Make the key together.


Read a paragraph.


Ask: “What do you think this paragraph is mostly doing — describing something, telling us the order of steps, or showing us a cause and effect?” 


Let them debate it. Let them point to the signal words. That conversation, even an imperfect one, is doing more for reading comprehension than re-reading the passage three times ever will.


And that conversation piece? It’s so powerful it deserves its own post — which is exactly where we’re headed in the next blog post.


The Hidden Complication: Mixed Structures


One thing most reading instruction skips: real texts use multiple structures. A science chapter might open with description, shift to cause/effect in the middle, and end with a problem/solution framework. Students who’ve only been taught one structure per text don’t know what to do when the structure shifts.


The fix is simple: teach students to look for structural shifts as a reading skill, not just identify the “main” structure. When the signal words change, the structure has changed. Pause, notice, and reset the frame.


WATCH THE FULL SERIES


Why Your Child Struggles to Read on a Screen


This blog post is part of a video series exploring what's really behind the reading crisis — and what families can actually do about it. The first three episodes are live now. Watch them in order for the full picture, or jump to the one that feels most urgent for your family right now.


VIDEO 1 | Why Your Child Struggles to Read on a Screen


Reading scores are falling — and screens are getting the blame. But the real problem runs deeper than devices. In this first episode, we look at what the research actually shows about the digital reading crisis, why the gap between decoding words and truly understanding them keeps growing, and what it means for kids with ADHD and dyslexia who are already working twice as hard just to keep up.



VIDEO 2 | The Three Systems That Build the Biliterate Brain


Once you understand the problem, the next question is: what do I actually do? This episode walks through the three connected systems I use with families — intentional conversation, text mapping, and NotebookLM as a thinking scaffold. You don't have to do all three at once. Start with the one that fits where your family is right now. Each system does something specific, and together they address every side of the reading challenge.



VIDEO 3 | The Conversation Is the Curriculum


This is the episode that ties everything together. The background knowledge your child needs to comprehend what they read doesn't come from worksheets — it gets built in conversation. In this episode, we go deep into why conversation is the actual mechanism behind reading comprehension, what five simple back-and-forth exchanges can do for your child's language development, and how to make it work even when everyone is exhausted, distracted, or your child keeps derailing the topic every 45 seconds.

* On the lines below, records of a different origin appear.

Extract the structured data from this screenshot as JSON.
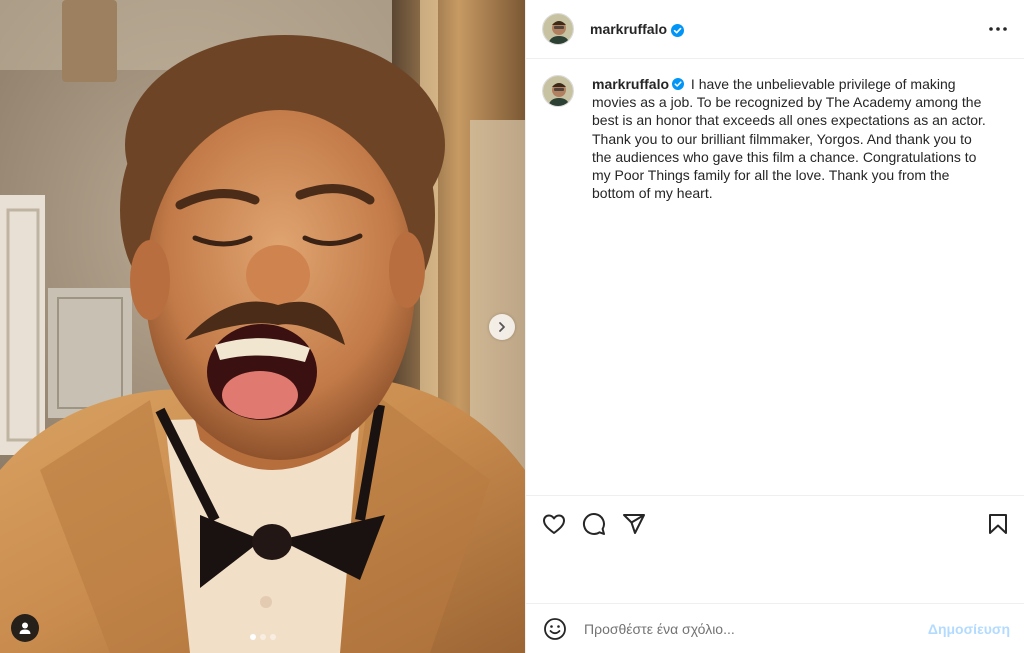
{
  "post": {
    "username": "markruffalo",
    "caption": "I have the unbelievable privilege of making movies as a job. To be recognized by The Academy among the best is an honor that exceeds all ones expectations as an actor. Thank you to our brilliant filmmaker, Yorgos. And thank you to the audiences who gave this film a chance. Congratulations to my Poor Things family for all the love. Thank you from the bottom of my heart.",
    "carousel": {
      "slide_count": 3,
      "active_index": 0
    }
  },
  "comment_box": {
    "placeholder": "Προσθέστε ένα σχόλιο...",
    "post_label": "Δημοσίευση"
  },
  "icons": {
    "verified": "verified-badge-icon",
    "more": "more-options-icon",
    "like": "heart-icon",
    "comment": "comment-icon",
    "share": "share-icon",
    "save": "bookmark-icon",
    "emoji": "emoji-icon",
    "next": "chevron-right-icon",
    "tags": "user-tag-icon"
  },
  "colors": {
    "verified": "#0095f6",
    "post_button_disabled": "#b3dbff",
    "divider": "#efefef"
  }
}
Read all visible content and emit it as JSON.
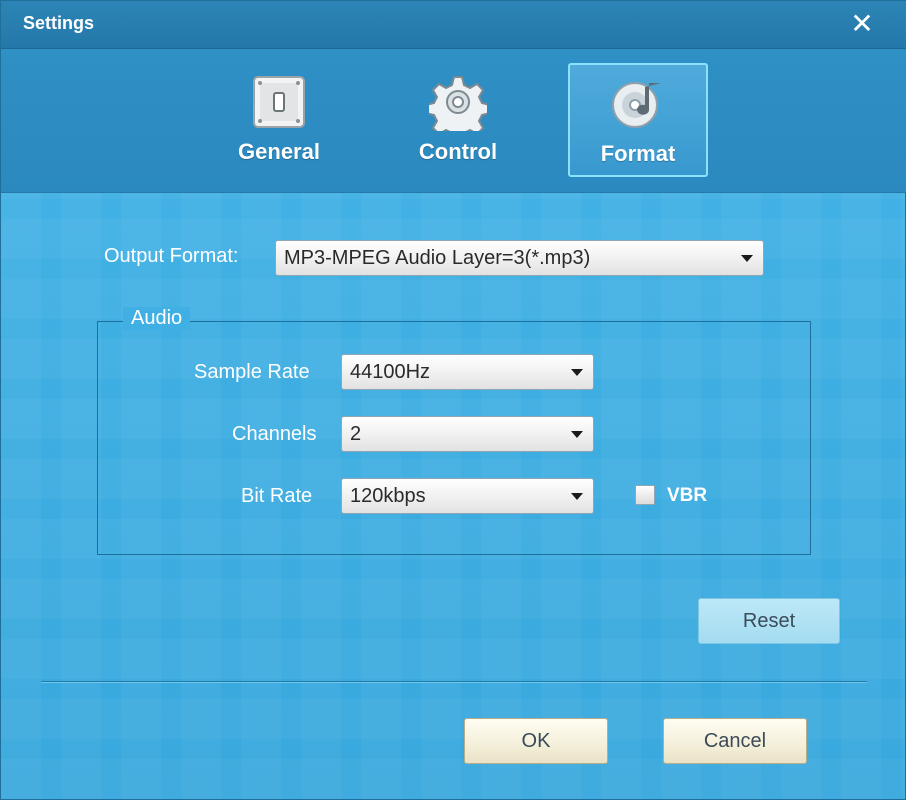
{
  "window": {
    "title": "Settings"
  },
  "tabs": [
    {
      "label": "General",
      "icon": "switch-icon",
      "active": false
    },
    {
      "label": "Control",
      "icon": "gear-icon",
      "active": false
    },
    {
      "label": "Format",
      "icon": "disc-music-icon",
      "active": true
    }
  ],
  "format": {
    "output_format_label": "Output Format:",
    "output_format_value": "MP3-MPEG Audio Layer=3(*.mp3)"
  },
  "audio": {
    "group_title": "Audio",
    "sample_rate_label": "Sample Rate",
    "sample_rate_value": "44100Hz",
    "channels_label": "Channels",
    "channels_value": "2",
    "bit_rate_label": "Bit Rate",
    "bit_rate_value": "120kbps",
    "vbr_label": "VBR",
    "vbr_checked": false
  },
  "buttons": {
    "reset": "Reset",
    "ok": "OK",
    "cancel": "Cancel"
  },
  "colors": {
    "background": "#3eaee2",
    "titlebar": "#2378a9",
    "tab_active_border": "#8ee0ff"
  }
}
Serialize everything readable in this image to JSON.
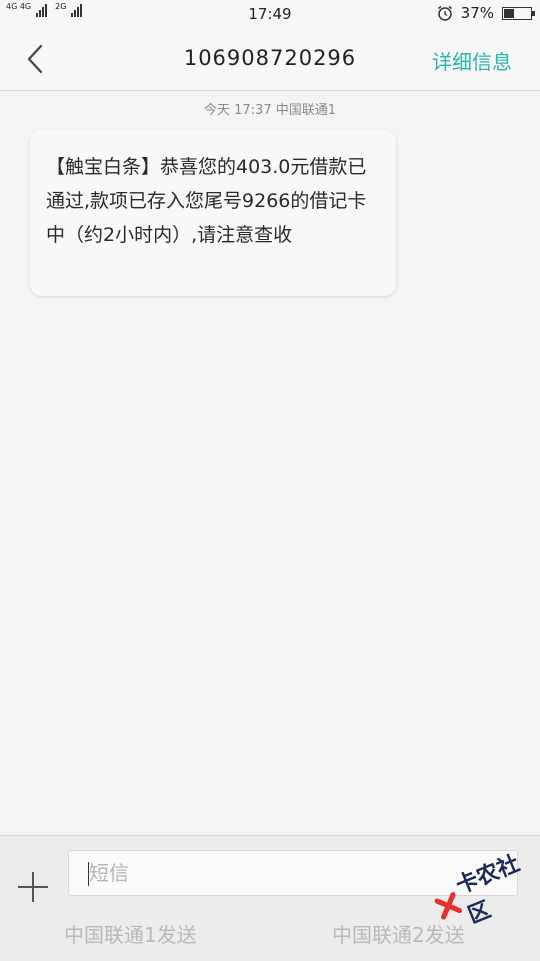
{
  "status_bar": {
    "network_1": "4G 4G",
    "network_2": "2G",
    "time": "17:49",
    "battery": "37%",
    "battery_level": 0.37,
    "icons": [
      "signal-icon",
      "alarm-icon",
      "battery-icon"
    ]
  },
  "header": {
    "title": "106908720296",
    "detail_button": "详细信息",
    "back_icon": "chevron-left-icon",
    "accent_color": "#2bb5a8"
  },
  "conversation": {
    "timestamp": "今天  17:37  中国联通1",
    "messages": [
      {
        "text": "【触宝白条】恭喜您的403.0元借款已通过,款项已存入您尾号9266的借记卡中（约2小时内）,请注意查收"
      }
    ]
  },
  "composer": {
    "add_icon": "plus-icon",
    "input_placeholder": "短信",
    "send_sim1": "中国联通1发送",
    "send_sim2": "中国联通2发送"
  },
  "watermark": {
    "text": "卡农社区"
  }
}
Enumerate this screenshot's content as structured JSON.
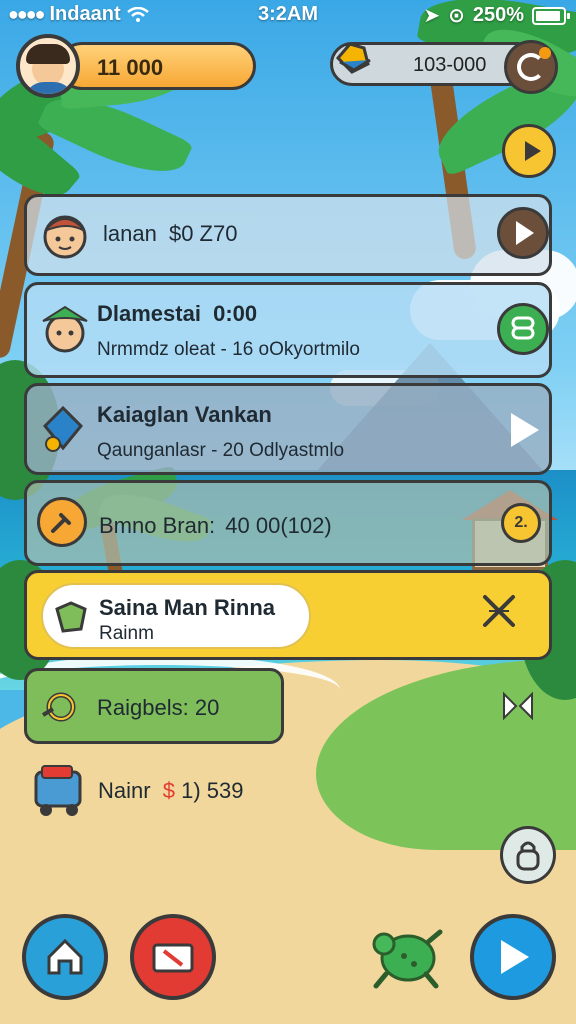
{
  "status_bar": {
    "carrier": "Indaant",
    "time": "3:2AM",
    "battery": "250%"
  },
  "hud": {
    "coins": "11 000",
    "gems": "103-000",
    "gem_icon": "gem-bag-icon",
    "timer_icon": "timer-icon"
  },
  "cards": [
    {
      "title": "lanan",
      "amount": "$0 Z70",
      "action_icon": "play-icon"
    },
    {
      "title": "Dlamestai",
      "amount": "0:00",
      "subtitle": "Nrmmdz oleat - 16 oOkyortmilo",
      "action_icon": "cash-icon"
    },
    {
      "title": "Kaiaglan Vankan",
      "subtitle": "Qaunganlasr - 20 Odlyastmlo",
      "action_icon": "play-icon"
    },
    {
      "title": "Bmno Bran:",
      "amount": "40 00(102)",
      "badge": "2."
    },
    {
      "title": "Saina Man Rinna",
      "subtitle": "Rainm",
      "action_icon": "close-x-icon"
    },
    {
      "title": "Raigbels: 20",
      "action_icon": "next-icon"
    }
  ],
  "bottom_item": {
    "label": "Nainr",
    "currency": "$",
    "value": "1) 539"
  },
  "colors": {
    "accent_yellow": "#f7cf33",
    "accent_green": "#7ebd5a",
    "accent_blue": "#1e9ae0",
    "accent_red": "#e23b34",
    "outline": "#3a3a3a"
  },
  "nav": [
    "home-icon",
    "video-icon",
    "turtle-icon",
    "play-icon"
  ]
}
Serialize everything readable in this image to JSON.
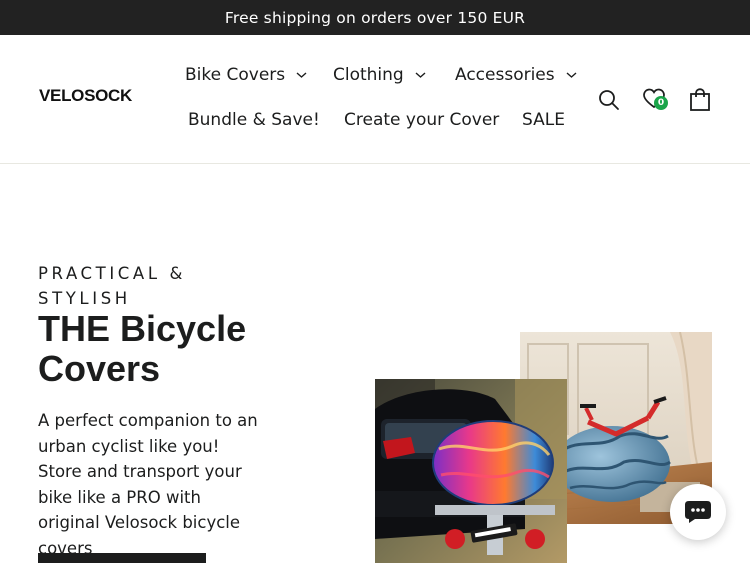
{
  "announcement": {
    "text": "Free shipping on orders over 150 EUR"
  },
  "header": {
    "logo": "VELOSOCK",
    "nav": [
      {
        "label": "Bike Covers",
        "has_dropdown": true
      },
      {
        "label": "Clothing",
        "has_dropdown": true
      },
      {
        "label": "Accessories",
        "has_dropdown": true
      },
      {
        "label": "Bundle & Save!",
        "has_dropdown": false
      },
      {
        "label": "Create your Cover",
        "has_dropdown": false
      },
      {
        "label": "SALE",
        "has_dropdown": false
      }
    ],
    "icons": [
      "search-icon",
      "wishlist-icon",
      "cart-icon"
    ],
    "wishlist_count": "0"
  },
  "hero": {
    "eyebrow": "PRACTICAL & STYLISH",
    "headline": "THE Bicycle Covers",
    "description": "A perfect companion to an urban cyclist like you! Store and transport your bike like a PRO with original Velosock bicycle covers",
    "images": [
      "bike-cover-on-car-rack-photo",
      "bike-cover-in-living-room-photo"
    ]
  },
  "colors": {
    "announcement_bg": "#222222",
    "text": "#1c1d1d",
    "badge": "#1aa549"
  }
}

Videos 4 and 5 are coming soon. Subscribe to the channel so you don't miss them.




Frequently Asked Questions


At what grade does text structure instruction become important?


Signal word awareness can begin as early as 2nd grade with simple texts. Full text structure analysis is typically introduced in 3rd–4th grade and deepens through middle school. If your child is in upper elementary or middle school and hasn’t been taught this explicitly, it’s worth introducing now.


Does this apply to fiction too?


Fiction has its own structure — story grammar: character, setting, problem, events, solution — which is a related but different skill. The five text structures described here are for informational and nonfiction text. Both matter, but informational text demands increase significantly in 4th grade and above as content-area reading takes over.


My child’s teacher hasn’t mentioned this. Should I bring it up?

You can mention it, but frame it as a question rather than a correction: “Are you doing any work on text structure this year? I’ve been trying to reinforce it at home.” Most ELA and reading teachers do cover text structure — the question is whether it’s being applied consistently across subjects. That’s where the Head Coach role matters: you’re the one coordinating across all the subjects and making sure skills transfer. When students genuinely understand why this matters — for tests, for writing, for making sense of hard texts — they don’t want to stop. That’s the goal.